Говорить о случившемся таким тоном ему, конечно, не хотелось, но Хулио взял себя в руки, вспомнил, что должен, в конце концов, не только учить племянницу играть в шахматы, но и воспитывать ее. Каким бы оригинальным и по-своему изящным ни был ее поступок, поощрять такие выходки в подростковом возрасте было более чем опасно. Он сделал вид, что всерьез рассердился, сказал Лауре, что они с мамой еще подумают о том, какие воспитательные меры принять в данном конкретном случае, и потребовал от обвиняемой обеспечить полную сохранность похищенного имущества, пока не будет решен вопрос о его передаче законному владельцу.
— Вот видишь, ты еще и маме неприятностей добавила. Можешь себе представить, как она будет себя чувствовать, возвращая соседу инструмент и извиняясь перед ним за твою детскую шалость.

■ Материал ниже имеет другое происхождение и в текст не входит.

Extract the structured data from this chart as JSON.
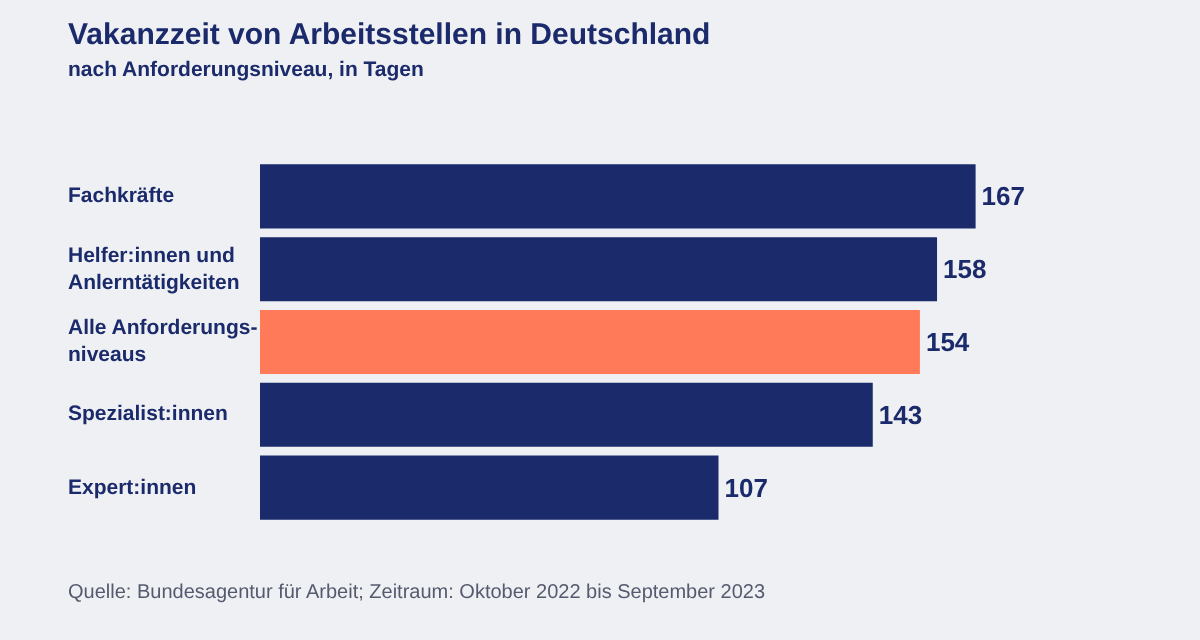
{
  "chart_data": {
    "type": "bar",
    "orientation": "horizontal",
    "title": "Vakanzzeit von Arbeitsstellen in Deutschland",
    "subtitle": "nach Anforderungsniveau, in Tagen",
    "categories": [
      "Fachkräfte",
      "Helfer:innen und\nAnlerntätigkeiten",
      "Alle Anforderungs-\nniveaus",
      "Spezialist:innen",
      "Expert:innen"
    ],
    "values": [
      167,
      158,
      154,
      143,
      107
    ],
    "colors": [
      "#1b2a6b",
      "#1b2a6b",
      "#ff7a59",
      "#1b2a6b",
      "#1b2a6b"
    ],
    "data_labels": true,
    "legend": false,
    "annotations": [
      "Quelle: Bundesagentur für Arbeit; Zeitraum: Oktober 2022 bis September 2023"
    ]
  }
}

— Не нужно ее ни во что впутывать. Я сама все верну, — почти прокричала Лаура, явно готовая расплакаться.
— Ладно, это мы еще посмотрим.
— Я сказала — сама верну, и твоего разрешения спрашивать не собираюсь.
С этими словами она бросилась на кровать и закрыла голову руками. С давних времен, с раннего детства Лауры, Хулио успел уяснить для себя смысл такого поступка. Он означал только одно: «Оставьте меня все в покое! Я хочу поплакать». Омедас уважал это право, поэтому вышел из ее комнаты и закрыл за собой дверь.
Он уже отошел от нее на несколько шагов по коридору, но все-таки расслышал голос Лауры, приглушенный подушкой.
— Идиот! — донеслось из-за двери.
В столь поздний час проспект Веласкеса был почти пустынен. Хулио вел машину и размышлял о случившемся. Мысли его были невеселыми.
«Вполне вероятно, что последний эмоциональный возглас Лауры, как ни странно, достаточно точно описывал мою роль во всем этом деле. Может быть, я и вправду поступил, мягко говоря, неумно, начал отчитывать племянницу, когда ее скорее следовало похвалить за сообразительность и решительность. Как и подобает настоящей шахматистке, она сумела воспользоваться сложившейся ситуацией, чтобы взять важную фигуру, которую так беспечно зевнул противник. В результате этой короткой, но эффектной и, кстати, эффективной атаки тот остался безоружным перед нею. С точки зрения шахмат этот ход Лауры заслуживает как минимум пары восклицательных знаков».
Тем не менее дядя решил применить для оценки поступка племянницы другой критерий, о котором часто говорил ему отец. Цель далеко не всегда оправдывает средства. Судьба нагловатого соседа и его инструмента, в общем-то, не слишком беспокоили Хулио. Гораздо больше его волновало отсутствие четкой моральной ориентации у племянницы. Она не смогла правильно идентифицировать нравственную составляющую своего поступка не только в сам момент похищения тромбона, но и гораздо позднее, когда схлынул адреналин, вызванный рискованностью и нестандартностью найденного ею решения проблемы.
С позиции индивидуалистической этики действия Лауры были абсолютно корректны и справедливы. Другое дело, что с точки зрения человека, так или иначе учитывающего настроения и правила, принятые в обществе, этот поступок не мог не вызывать осуждения. Справедливо ли было нарушать закон, учитывая, что тот тип, который пострадал от этого, сам вполне очевидно плевать хотел на права окружающих?
«Что честно, то понятно. Что справедливо, то и законно. Как хорошо, если бы все в жизни было так просто. Вот как интересно все обернулось. Я с удовольствием похвалил Лауру за проявленную самостоятельность, решительность и тягу к справедливости, но в конце концов отругал ее и довел до слез, наговорил того, чего мне не хотелось бы озвучивать».